Enhancing User Experience with MCP: A Demo

A demonstration of MCP showcases how an LLM can interact with different MCP servers for a journaling task:

  1. Location and Weather: An MCP server called “locationator” determines the current location, and another “get weather” tool retrieves weather conditions based on coordinates [00:13:55].
  2. Authentication: The EpicMe MCP server handles authentication using OAuth 2.1, allowing the AI client to perform authenticated tasks like creating journal entries [00:14:43]. This means customer success with AI solutions can be built securely.
  3. Dynamic Tagging: The LLM can check available tags and create new ones (e.g., “travel” for a trip entry), then apply them [00:16:12].
  4. Intelligent Formatting and Translation:
    • When retrieving a journal entry, the LLM can decide to format the raw JSON data into a more readable Markdown format with a title [00:16:47].
    • The LLM can translate responses from an MCP server (e.g., English) into the user’s preferred language (e.g., Japanese), further enhancing user interaction [00:17:41].
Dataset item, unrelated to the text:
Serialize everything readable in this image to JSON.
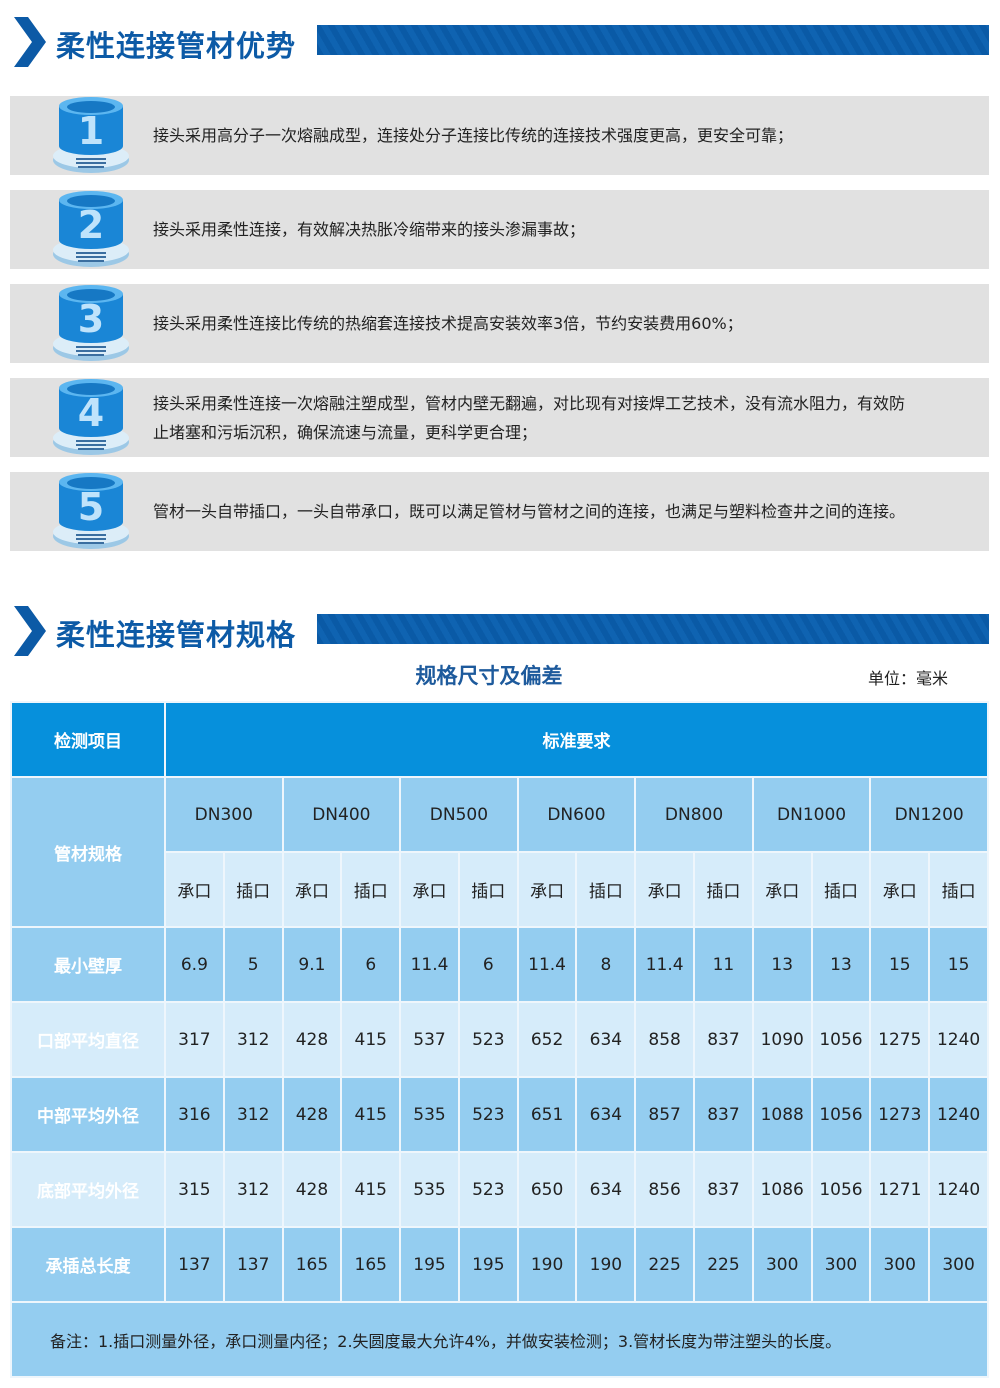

This demonstrates a significant shift in the role of user experience in AI. Users will no longer need to rely on specific keywords or search formats like in traditional search engines [00:18:25]. Instead, they can speak naturally, and the AI will understand their intent to accomplish a task, not just find information [00:18:42]. This leads to AI applications that can actively perform actions for the user [00:18:50].

Conclusion and Future Outlook

The advent of MCP is poised to bring about a universal Jarvis-like experience for everyone [00:11:29]. While AI clients are still developing to fully leverage MCP, the potential for seamless, integrated AI assistance is immense [00:11:22]. This marks a significant step in advancements in AI and its future implications, particularly for integrating AI into business operations and personal workflows.

For further learning, resources include the Model Context Protocol specification and epicai.pro, which offers insights into AI and its impact on AI engineering and user interaction [00:19:02].